La despedida de año en mi país de aquel entonces, solía ser una noche en la que se entremezclaban alegrías, tristezas, pasiones y desencantos, que se enterraban con el conteo regresivo...10,9,8,7,6,5,4,3,2,1...se fueee, se largó el año viejo...qué bueno que se fue yaaa. Así fue ese año del reencuentro de Curra y Marianela. Entre besos y lágrimas, los vecinos y vecinas se confundían con los visitantes, con desconocidos, entre abrazos y besos, deseándose unos a otros que el año nuevo trajera mejor suerte. Entre besos y lágrimas, Curra abrazó a su hija, que llevaba un par de semanas con ella. La frialdad de Marianela no le sorprendía, ni le impedía demostrarle lo mucho que la quería.
-Ya me comprenderá algún día. Se decía a sí misma.
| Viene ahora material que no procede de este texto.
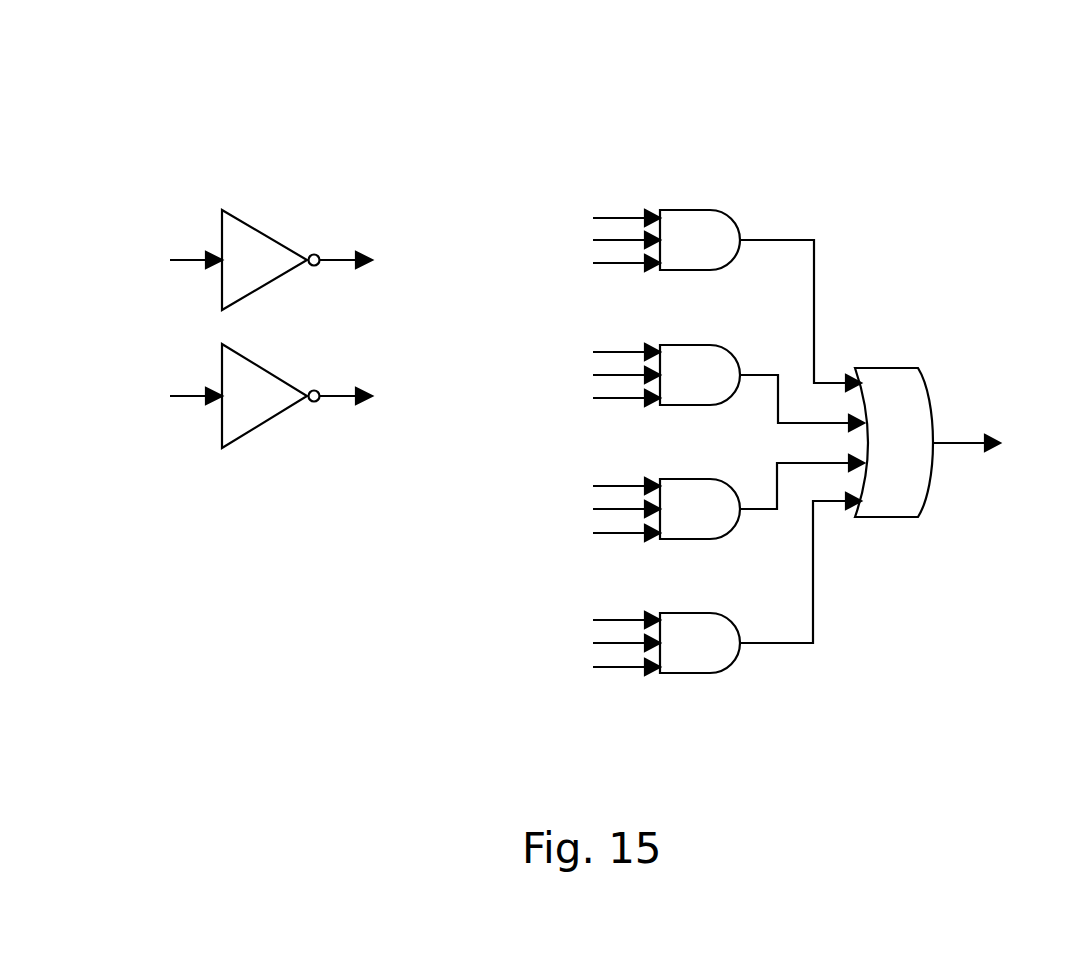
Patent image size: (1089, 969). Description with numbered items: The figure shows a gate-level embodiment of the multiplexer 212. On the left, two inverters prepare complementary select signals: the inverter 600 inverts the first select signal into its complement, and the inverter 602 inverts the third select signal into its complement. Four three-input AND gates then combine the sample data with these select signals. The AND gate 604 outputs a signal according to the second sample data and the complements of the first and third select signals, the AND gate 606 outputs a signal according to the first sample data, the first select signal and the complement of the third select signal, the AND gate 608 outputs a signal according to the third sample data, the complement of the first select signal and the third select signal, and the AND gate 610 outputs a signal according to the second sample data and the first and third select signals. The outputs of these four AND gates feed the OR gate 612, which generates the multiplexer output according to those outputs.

Al empezar el año nuevo, comenzaba el baile. Comenzaba además el desfile de visitantes, de una casa a otra donde hubiese baile. El baile duraba hasta el amanecer. En ese momento, al ver salir el sol, los hombres que habían resistido la larga noche, se tiraban al batey a coger una gallina para espezcuezarla y hacer el asopao de gallina con el que decían que se quitaba la borrachera. Y así, entre aguardiente, música y asopao, el barrio despertaba a un año nuevo, llenos de esperanza de que les iba a ir mucho mejor que el anterior. Eso fue lo que pensó Marianela cuando conoció a Amaro esa noche. Amaro no le quitó ojo de encima y cada vez que pudo, se las ingenió para bailar con ella.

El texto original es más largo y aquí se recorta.